16/03/2023 - 16h31min
Fabrício Carpinejar
Morrer é uma longa fila
Cada um tem o seu lugar. Não tem como sair dele ou ir para trás. A grande escritora Lya Luft, que nos deixou em dezembro de 2021, criou uma imagem extremamente simbólica sobre a morte. Ela dizia que estamos na fila. Morrer é uma longa fila. Cada um tem o seu posto. Não tem como sair dele ou ir para trás. Não tem como voltar para o fim da fila.
É inútil tentar espiar o tumulto na porta da eternidade. A triagem permanece longe da sua consciência e do seu ângulo de visão. O fluxo de pessoas dobra o quarteirão. Você não enxerga o quanto ainda precisará andar. Nem o quanto já percorreu.
A morte é inegociável. Pode ter quarenta anos e estar se aproximando do desenlace. Pode ter 80 anos e ainda experimentar um longo tempo de pé. A cada dia, você avança mais um pouco para a sua despedida. Um dia a mais é também um dia a menos.
Não importa quem você é, o quanto acumulou de dinheiro e de posses. Não há como vender o seu lugar ou comprar um mais distante. A morte é inegociável. Não vai funcionar carteiraço, muito menos desafiar os fiscais e os anjos perguntando se não sabem com quem estão falando.
Sucesso e fama não garantirão um espaço vip. Milhões de seguidores nas redes sociais não reduzirão o tamanho da sua solidão. Somos todos pobres no fim. Sem malas. Sem bagagens. Sem documentos. Sem bolsa. Sem passaporte. O que vale é o que carregamos em nosso coração, nada mais.
Não teremos informação de quantas pessoas estão atrás ou mais adiante. Não existe como sair do nosso ritmo, do nosso andamento, do nosso destino.
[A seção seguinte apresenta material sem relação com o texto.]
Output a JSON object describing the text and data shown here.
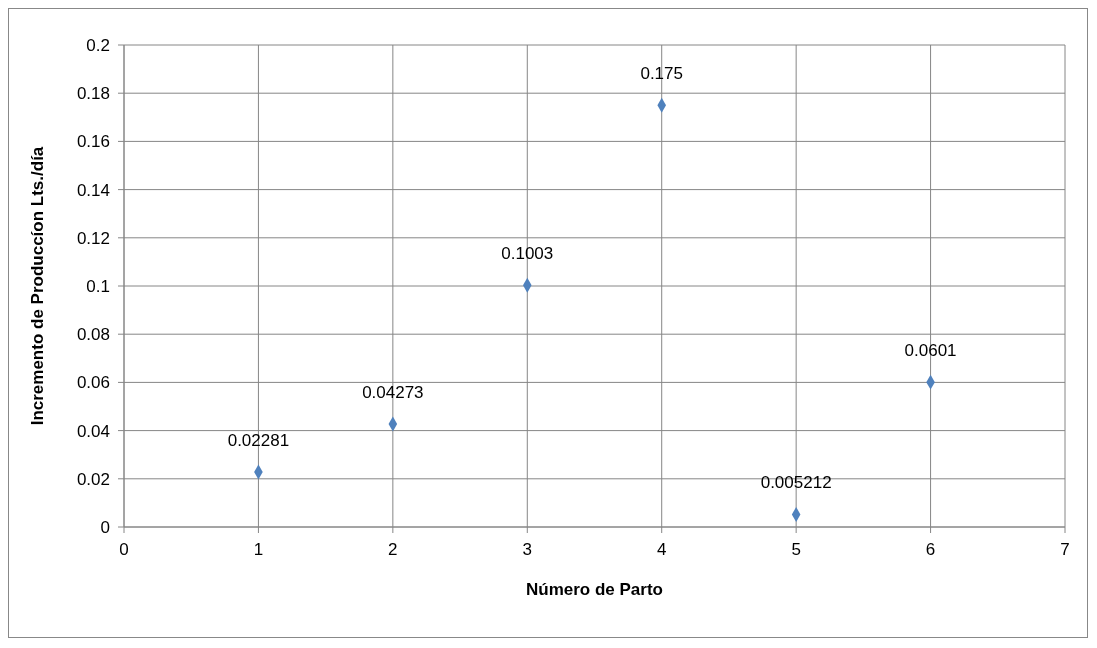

Tampouco desfrutaremos de conhecimento de quantos familiares estão por chegar lá. Ninguém dará spoiler ou avisos prévios da nossa duração por aqui. Não existe fila preferencial. A idade não traz nenhuma diferença ou benefício. Seu filho pode estar na sua frente e você não conseguirá fazer nada. Não há como ceder o seu lugar para ele. Quando sua esposa ou seu marido estiverem quase saindo da fila, você nem desconfiará.
As coisas só acontecem quando têm que acontecer. Portanto, não menospreze nenhum momento. Esteja preparado para partir a qualquer instante, para não adiar mais nada de sua vida.
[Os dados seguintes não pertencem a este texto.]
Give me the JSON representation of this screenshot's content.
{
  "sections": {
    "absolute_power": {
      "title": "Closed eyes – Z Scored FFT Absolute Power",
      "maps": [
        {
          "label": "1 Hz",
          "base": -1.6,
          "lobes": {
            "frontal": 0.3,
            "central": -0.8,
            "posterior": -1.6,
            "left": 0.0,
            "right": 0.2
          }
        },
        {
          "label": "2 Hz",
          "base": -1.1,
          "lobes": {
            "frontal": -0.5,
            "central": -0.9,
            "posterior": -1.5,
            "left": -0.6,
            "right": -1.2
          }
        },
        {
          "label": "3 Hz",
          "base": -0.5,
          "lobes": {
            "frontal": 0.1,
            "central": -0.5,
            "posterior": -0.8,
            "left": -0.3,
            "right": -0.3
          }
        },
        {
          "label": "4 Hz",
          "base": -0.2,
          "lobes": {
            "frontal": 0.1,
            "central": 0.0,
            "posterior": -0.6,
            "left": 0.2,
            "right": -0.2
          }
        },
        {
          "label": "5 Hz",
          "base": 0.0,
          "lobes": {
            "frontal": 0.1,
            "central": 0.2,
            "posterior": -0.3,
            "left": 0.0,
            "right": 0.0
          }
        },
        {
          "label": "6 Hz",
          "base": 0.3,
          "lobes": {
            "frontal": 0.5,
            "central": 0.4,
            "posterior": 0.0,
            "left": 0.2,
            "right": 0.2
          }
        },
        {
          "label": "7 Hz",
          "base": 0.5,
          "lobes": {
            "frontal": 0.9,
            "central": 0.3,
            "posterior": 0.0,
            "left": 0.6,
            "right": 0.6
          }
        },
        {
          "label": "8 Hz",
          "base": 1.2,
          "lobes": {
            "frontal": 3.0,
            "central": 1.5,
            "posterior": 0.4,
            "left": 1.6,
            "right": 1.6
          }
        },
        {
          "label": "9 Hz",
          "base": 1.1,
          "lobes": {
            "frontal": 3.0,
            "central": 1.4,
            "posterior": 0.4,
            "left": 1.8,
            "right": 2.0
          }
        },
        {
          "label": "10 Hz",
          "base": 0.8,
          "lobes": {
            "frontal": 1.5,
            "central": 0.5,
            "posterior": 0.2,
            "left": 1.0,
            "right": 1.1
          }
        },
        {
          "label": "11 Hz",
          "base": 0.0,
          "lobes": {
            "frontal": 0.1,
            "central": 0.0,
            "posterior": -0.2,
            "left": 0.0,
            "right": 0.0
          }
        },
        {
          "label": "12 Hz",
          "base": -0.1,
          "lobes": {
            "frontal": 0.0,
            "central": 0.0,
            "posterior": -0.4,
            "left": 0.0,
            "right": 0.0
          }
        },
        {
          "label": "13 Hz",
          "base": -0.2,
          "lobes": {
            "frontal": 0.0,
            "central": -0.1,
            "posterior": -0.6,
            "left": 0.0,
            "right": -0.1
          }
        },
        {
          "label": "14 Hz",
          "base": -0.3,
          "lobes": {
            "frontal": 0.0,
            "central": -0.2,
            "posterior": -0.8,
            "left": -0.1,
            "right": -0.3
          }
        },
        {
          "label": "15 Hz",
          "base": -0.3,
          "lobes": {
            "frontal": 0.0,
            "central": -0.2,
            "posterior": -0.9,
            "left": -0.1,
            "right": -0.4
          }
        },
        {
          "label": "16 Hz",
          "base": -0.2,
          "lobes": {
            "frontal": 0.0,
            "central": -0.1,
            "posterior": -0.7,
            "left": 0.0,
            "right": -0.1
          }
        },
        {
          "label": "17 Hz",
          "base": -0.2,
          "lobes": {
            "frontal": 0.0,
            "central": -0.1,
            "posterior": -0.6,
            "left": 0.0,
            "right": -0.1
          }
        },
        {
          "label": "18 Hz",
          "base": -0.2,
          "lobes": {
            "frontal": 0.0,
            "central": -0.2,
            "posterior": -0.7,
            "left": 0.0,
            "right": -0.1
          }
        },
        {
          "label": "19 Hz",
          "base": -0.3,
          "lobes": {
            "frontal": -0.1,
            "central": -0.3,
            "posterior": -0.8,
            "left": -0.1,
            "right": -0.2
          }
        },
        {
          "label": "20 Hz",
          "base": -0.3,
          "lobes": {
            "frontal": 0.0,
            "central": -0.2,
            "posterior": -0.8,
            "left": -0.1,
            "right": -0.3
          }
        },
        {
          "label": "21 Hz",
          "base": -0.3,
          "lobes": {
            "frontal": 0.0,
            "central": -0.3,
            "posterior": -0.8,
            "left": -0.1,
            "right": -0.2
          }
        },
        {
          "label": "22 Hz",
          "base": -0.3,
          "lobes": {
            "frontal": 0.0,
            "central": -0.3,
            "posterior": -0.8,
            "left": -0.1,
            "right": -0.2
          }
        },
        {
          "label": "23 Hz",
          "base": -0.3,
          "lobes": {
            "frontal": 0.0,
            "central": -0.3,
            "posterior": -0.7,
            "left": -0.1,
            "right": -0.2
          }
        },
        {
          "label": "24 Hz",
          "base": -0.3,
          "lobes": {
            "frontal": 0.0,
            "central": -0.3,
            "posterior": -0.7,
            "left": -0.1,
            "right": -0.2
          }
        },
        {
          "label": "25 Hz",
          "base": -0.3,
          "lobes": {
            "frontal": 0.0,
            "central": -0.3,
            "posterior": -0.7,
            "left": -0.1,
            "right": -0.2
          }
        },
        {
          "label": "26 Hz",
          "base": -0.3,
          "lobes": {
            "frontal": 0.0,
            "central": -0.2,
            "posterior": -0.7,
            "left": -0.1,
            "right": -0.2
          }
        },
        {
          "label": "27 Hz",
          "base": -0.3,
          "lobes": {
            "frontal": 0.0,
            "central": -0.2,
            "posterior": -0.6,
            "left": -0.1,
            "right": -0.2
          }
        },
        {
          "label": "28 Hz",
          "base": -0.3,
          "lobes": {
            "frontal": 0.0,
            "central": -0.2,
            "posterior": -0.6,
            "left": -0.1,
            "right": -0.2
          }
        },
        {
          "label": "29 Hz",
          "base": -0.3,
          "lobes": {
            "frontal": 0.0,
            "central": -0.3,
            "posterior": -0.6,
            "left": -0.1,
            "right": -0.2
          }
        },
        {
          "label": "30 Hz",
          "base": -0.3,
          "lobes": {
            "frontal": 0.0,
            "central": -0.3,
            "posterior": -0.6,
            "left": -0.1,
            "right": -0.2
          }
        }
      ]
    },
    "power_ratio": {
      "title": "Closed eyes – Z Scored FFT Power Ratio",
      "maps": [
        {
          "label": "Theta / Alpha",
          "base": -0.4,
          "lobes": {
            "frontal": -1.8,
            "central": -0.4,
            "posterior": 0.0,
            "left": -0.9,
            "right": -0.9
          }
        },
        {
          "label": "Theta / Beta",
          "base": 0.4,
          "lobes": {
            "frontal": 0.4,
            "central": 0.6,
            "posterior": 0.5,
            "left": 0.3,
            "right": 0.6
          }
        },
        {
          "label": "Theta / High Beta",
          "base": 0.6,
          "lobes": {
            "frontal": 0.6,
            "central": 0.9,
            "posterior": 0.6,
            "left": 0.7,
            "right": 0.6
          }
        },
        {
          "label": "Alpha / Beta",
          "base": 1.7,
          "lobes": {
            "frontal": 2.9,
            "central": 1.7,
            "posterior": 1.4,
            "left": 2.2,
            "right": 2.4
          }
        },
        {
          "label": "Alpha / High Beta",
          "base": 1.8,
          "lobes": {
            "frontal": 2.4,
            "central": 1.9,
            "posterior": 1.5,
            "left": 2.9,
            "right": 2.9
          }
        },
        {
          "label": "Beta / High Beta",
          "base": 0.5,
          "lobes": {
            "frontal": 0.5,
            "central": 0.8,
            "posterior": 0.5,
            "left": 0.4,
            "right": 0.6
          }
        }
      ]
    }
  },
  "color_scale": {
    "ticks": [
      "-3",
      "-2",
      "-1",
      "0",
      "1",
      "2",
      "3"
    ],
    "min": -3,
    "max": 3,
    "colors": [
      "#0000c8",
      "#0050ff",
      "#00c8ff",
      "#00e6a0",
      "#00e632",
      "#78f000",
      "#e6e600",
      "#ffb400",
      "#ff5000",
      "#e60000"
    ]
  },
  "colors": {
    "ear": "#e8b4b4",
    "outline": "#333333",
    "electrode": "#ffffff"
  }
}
Não guarde mágoas, não procure vingança, não amontoe fantasias irrealizadas, não esconda seus medos nas gavetas, não cultive ressentimentos, coloque suas dores ao sol, não fuja de encontros porque deseja estar cem por cento ou inteiramente disponível, não se afaste dos amigos leais, não desmereça o seu corpo, não brigue com a família por ser teimoso ou orgulhoso, já calejado com a sua dificuldade para perdoar.
Às vezes, o andar na fila é mais apressado, quando somos avarentos conosco, quando nos acreditamos onipotentes. Outras vezes, é mais lento, principalmente quando somos felizes na simplicidade, humildes no improviso e esquecemos que estamos morrendo de tanto que estamos vivendo intensamente cada minuto.